Commento al Vangelo del 18 febbraio 2018.
Ci è donato il tempo di Quaresima per camminare seriamente, da discepoli, alla scuola del Signore: la mèta, il significato, il motivo di ogni passo del cammino è ‘con-formarci’, prendere la forma della umanità resa bella da Gesù risorto dai morti!
Quest’anno, nel desiderio di diventare in tutto come Gesù, poniamo attenzione ai ‘sensi’ della nostra carne, perché, se la fede non tocca la nostra umanità in tutto, non serve a niente. E iniziamo dal gusto, pensando a Gesù che (ci racconta Marco nel vangelo di oggi) sospinto dallo Spirito, è rimasto «quaranta giorni nel deserto, tentato da Satana. Stava con le bestie selvatiche e gli angeli lo servivano» (Mc 1,12-13).
Il deserto. Gesù rimase nel deserto 40 giorni. Nel deserto, che abbiamo dentro, dobbiamo ritrovare la sorgente, che è solo dentro di noi, ed è sepolta dalle cose che ci abbiamo buttato sopra.
Gesù viene nel nostro deserto per starci. Ci viene a cercare e ci chiede di svuotarci, di buttare fuori quello che ci pesa e ci turba per poter accogliere il sapore limpido di quella fonte d’acqua che è in noi, profonda, ma che esiste. Per questo Gesù in altro luogo dice: dammi da bere! Vuole che noi facciamo esperienza e gustiamo quanto Lui è buono. Vuole che assaporiamo il suo amore smisurato.
La quiete. Per assaporare, per gustare, dobbiamo smettere di ‘divorare’. La Bibbia si mangia. Dio è sapore. Il sapore implica lentezza, mentre il divorare è vorace, predominante. Il sapore rivela, illumina, si sparge dentro di noi fino a trasformarsi in vita. Bisogna andare adagio. Nel deserto non si corre. Ognuno deve trovare la lentezza a lui più congeniale. La lentezza spesso sceglie di coesistere con il silenzio. Ci vuole tempo. Il tempo necessario per cogliere il sapore.
La tavola. Se papa Francesco conclude l’Angelus con la frase “Buon pranzo e buona domenica” vorrà pur dire qualcosa. Applichiamo dunque un nuovo codice di comportamento a tavola in questi giorni!
Per Gesù i pasti sono performativi, cioè possono cambiare davvero la vita delle persone. Gesù mette intorno alla tavola persone che non possono stare insieme. La tavola diventa una specie di frontiera simbolica che testimonia l’incontro inatteso. Che sapore hanno le cose che ci alimentano? Come consumiamo i nostri pasti? Con chi? Quando? Cosa c’è da cambiare?

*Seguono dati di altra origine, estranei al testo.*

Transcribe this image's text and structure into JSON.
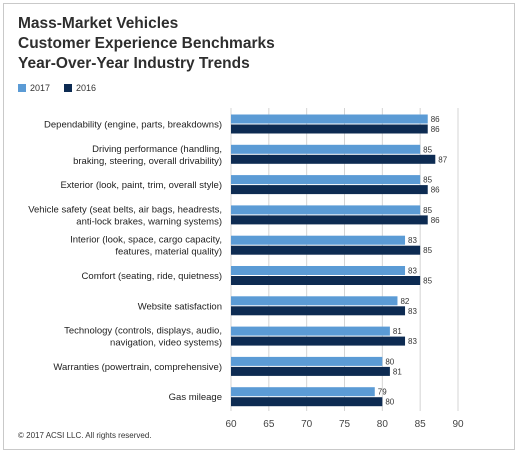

Il digiuno. Il digiuno che la Chiesa ci propone in quaresima è importante: pensare al digiuno ci dà la possibilità di interrogarsi su qualcosa di più profondo.
Il digiuno non è una semplice disintossicazione dalla bulimia in cui siamo immersi, ma un modo di dimostrare che il vero alimento per la nostra vita è un altro.
Il digiuno è luogo di un autentico ritrovamento spirituale. Ci lascia indifesi, ci mette di fronte alla nostra nudità, ci libera dalla tirannia delle maschere e mostra la povertà estrema che risiede in ogni essere umano.
Rivela che la nostra fame non è solo di pane e che il nostro desiderio più profondo non sono le cose materiali ma il desiderio dell’altro. Ampliando il nostro spazio interiore, si trasforma in una particolare forma di ospitalità che ci fa accogliere noi stessi e gli altri.
La frugalità. Impariamo la frugalità. Che è la scelta del poco, di vivere con poco, cercando di trovarvi il massimo del senso. La frugalità è uno stile. La ricchezza di una persona non è proporzionata al numero di beni che possiede, ma al numero di cose a cui può rinunciare. La società dei consumi non dà felicità (forse darà qualche sconto la domenica!!!). Sazi, pieni, riempiti e addomesticati: non è felicità.
La scuola dei desideri. In altri termini, digiunare e puntare alla essenzialità serve a mettere a fuoco meglio i nostri desideri. Qual è il nostro desiderio reale? Qual è il nostro desiderio più profondo? A quanti metri di profondità abbiamo seppellito il nostro desiderio di Dio? Quanto siamo schiavi di quell’albero che era «buono da mangiare» e che attrasse falsamente i nostri progenitori?